The psychophysiological mechanisms of alexithymia in autism spectrum disorder

Abstract

Accumulating evidence indicates that co-occurring alexithymia underlies several facets of the social-emotional difficulties common in individuals with autism spectrum disorder. The mechanisms involved, however, remain poorly understood because measuring alexithymia relies heavily on self-report. To address this issue, carefully matched groups of individuals with autism spectrum disorder and comparison participants rated 70 emotion-inducing pictures on subjectively experienced arousal while skin conductance responses were monitored objectively. The results demonstrated reliable correlations between these subjective and objective measures, and in both groups, around 25% of individual differences in this correlation (i.e. in emotion-relevant interoception) were accounted for by self-reported alexithymia. In the context of the wider literature, this suggests that alexithymia involves a disruption in how physiological arousal modulates the subjective experience of feelings in those with and without a diagnosis of autism spectrum disorder. Since mindfulness-based therapies foster greater awareness of thoughts, feelings and bodily sensations, the findings also have implications for how the symptoms and consequences of alexithymia (e.g. anxiety) might be ameliorated.

Keywords

alexithymia arousal autism emotion interoception

Introduction

Recent evidence indicates that several facets of the social-emotional difficulties commonly associated with autism spectrum disorder (ASD) are the consequence of co-morbid alexithymia – a difficulty in identifying and describing one’s own emotions that affects an estimated 40%–50% of individuals with ASD (Berthoz and Hill, 2005). For example, alexithymia has been shown to account for the difficulties many individuals with ASD experience in fixating the eye-region of faces and in recognising facial, vocal and musical expressions of emotions (Allen et al., 2013; Bird and Cook, 2013). Empathic brain responses to the pain of others is also predicted by alexithymia rather than ASD symptoms (Bird et al., 2010), and in general population samples, alexithymia mediates the relationship between sub-clinical autistic traits and certain social reward and empathic processes (Aaron et al., 2015). Such findings are important because they resolve inconsistencies in the literature concerning social-emotional processes in ASD by showing that certain difficulties in this domain are not a feature of ASD per se but a feature of co-morbid alexithymia (see Bird and Cook, 2013; Brewer et al., 2015; Gaigg, 2012 for further discussion).
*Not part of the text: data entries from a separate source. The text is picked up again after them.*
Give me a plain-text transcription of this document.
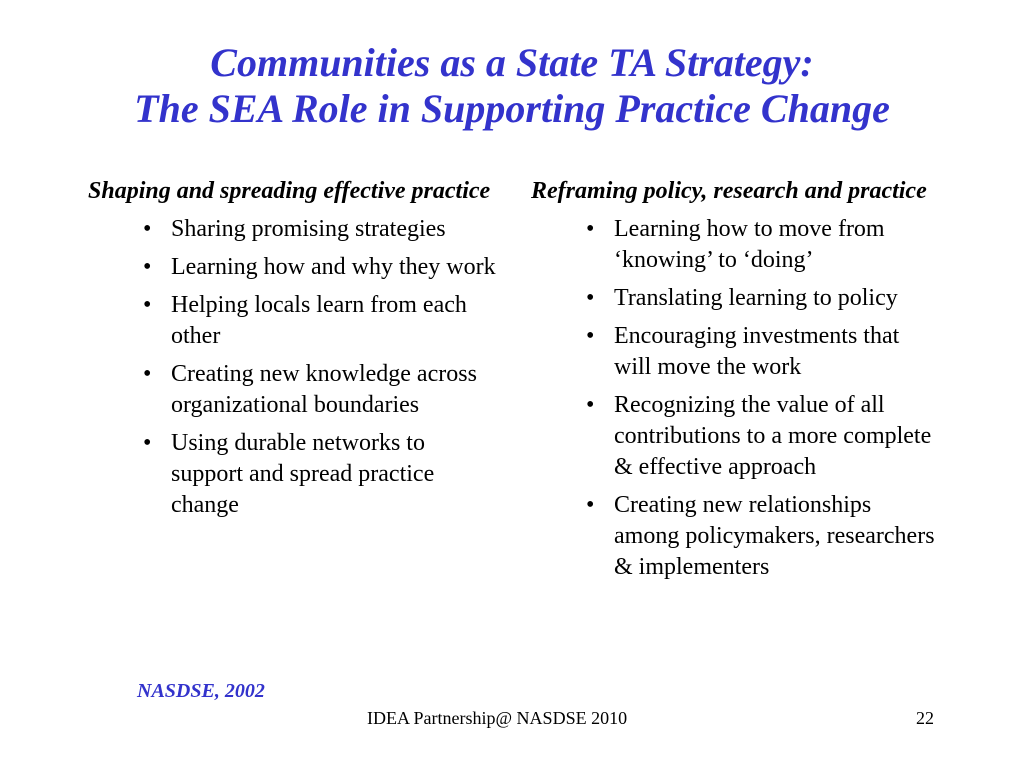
Communities as a State TA Strategy:
The SEA Role in Supporting Practice Change

Shaping and spreading effective practice

• Sharing promising strategies
• Learning how and why they work
• Helping locals learn from each other
• Creating new knowledge across organizational boundaries
• Using durable networks to support and spread practice change

Reframing policy, research and practice

• Learning how to move from ‘knowing’ to ‘doing’
• Translating learning to policy
• Encouraging investments that will move the work
• Recognizing the value of all contributions to a more complete & effective approach
• Creating new relationships among policymakers, researchers & implementers
NASDSE, 2002
IDEA Partnership@ NASDSE 2010	22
An important caveat of the above literature is that the measurement of alexithymia relies almost exclusively on self-report questionnaires that require participants to reflect on the difficulties they have in reflecting on their own emotions (Vorst and Bermond, 2001). This is not only counter intuitive but also makes it difficult to specify the mechanisms through which alexithymia impacts social-emotional processes and that could serve as targets for treatment. One possibility is that alexithymia in the context of ASD is a reflection of the broader impairments in mental-state reasoning that characterise the disorder (Moriguchi et al., 2006). This, however, seems unlikely because alexithymia and mental-state reasoning are subserved by distinct neural mechanisms (Bernhardt et al., 2013; Silani et al., 2008). The question therefore remains what it is that makes it difficult for those with alexithymia to identify and describe their own emotions.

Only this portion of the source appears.